Metal oxides such as rust are intriguing photoelectrode materials for the production of green hydrogen with sunlight. They are cheap and abundant, but in spite of decades of research, progress has been limited.
Hydrogen will be needed in large quantities as an energy carrier and raw material in the energy system of the future. To achieve this, however, hydrogen must be produced in a climate-neutral way, for example through so-called photoelectrolysis, by using sunlight to split water into hydrogen and oxygen. As photoelectrodes, semiconducting materials are needed that convert sunlight into electricity and remain stable in water. Metal oxides are among the best candidates for stable and inexpensive photoelectrodes. Some of these metal oxides also have catalytically active surfaces that accelerate the formation of hydrogen at the cathode or oxygen at the anode.
Why is rust not much better?
Research has long focused on haematite (α-Fe2O3), which is widely known as rust. Haematite is stable in water, extremely inexpensive and well suited as a photoanode with a demonstrated catalytic activity for oxygen evolution. Although research on haematite photoanodes has been going on for about 50 years, the photocurrent conversion efficiency is less than 50% of the theoretical maximum value. By comparison, the photocurrent efficiency of the semiconductor material silicon, which now dominates almost 90% of the photovoltaic market, is about 90% of the theoretical maximum value.
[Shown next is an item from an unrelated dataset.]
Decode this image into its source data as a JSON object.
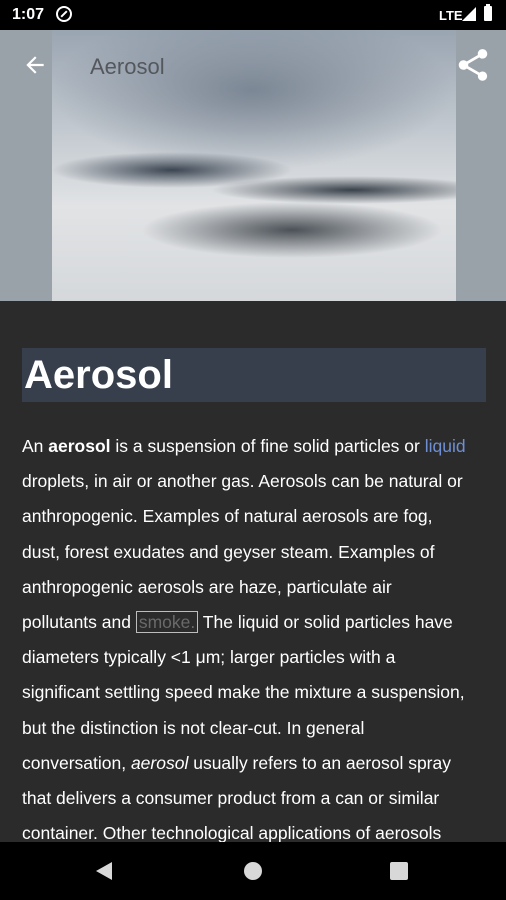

Scientists have puzzled over this for a long time. What exactly has been overlooked? What is the reason that only modest increases in efficiency have been achieved?
Israeli-German team solves the puzzle
In a recent study published in Nature Materials, however, a team led by Dr. Daniel Grave (Ben Gurion University), Dr. Dennis Friedrich (HZB) and Prof. Dr. Avner Rothschild (Technion) has provided an explanation as to why haematite falls so far short of the calculated maximum value. The group at Technion investigated how the wavelength of absorbed light in hematite thin films affects the photoelectrochemical properties, while the HZB team determined the wavelength dependent charge carrier properties in thin films of rust with time-resolved microwave measurements.
Fundamental physical property extracted
By combining their results, the researchers succeeded in extracting a fundamental physical property of the material that had generally been neglected when considering inorganic solar absorbers: The photogeneration yield spectrum. “Roughly speaking, this means that only part of the energy of the light absorbed by haematite generates mobile charge carriers, the rest generates rather localised excited states and is thus lost,” Grave explains.
Rust will not get much better
“This new approach provides experimental insight into light-matter interaction in haematite and allows distinguishing its optical absorption spectrum into productive absorption and non-productive absorption,” Rothschild explains. “We could show that the effective upper limit for the conversion efficiency of haematite photoanodes is significantly lower than that expected based on above band-gap absorption,” says Grave. According to the new calculation, today’s “champion” haematite photoanodes have already come quite close to the theoretically possible maximum. So it doesn’t get much better than that.
Assessing new photoelectrode materials
The approach has also been successfully applied to TiO2, a model material, and BiVO4, which is currently the best-performing metal oxide photoanode material. “With this new approach, we have added a powerful tool to our arsenal that enables us to identify the realizable potential of photoelectrode materials. Implementing this to novel materials will hopefully expedite the discovery and development of the ideal photoelectrode for solar water splitting. It would also allow us to ‘fail quickly’, which is arguably just as important when developing new absorber materials” says Friedrich.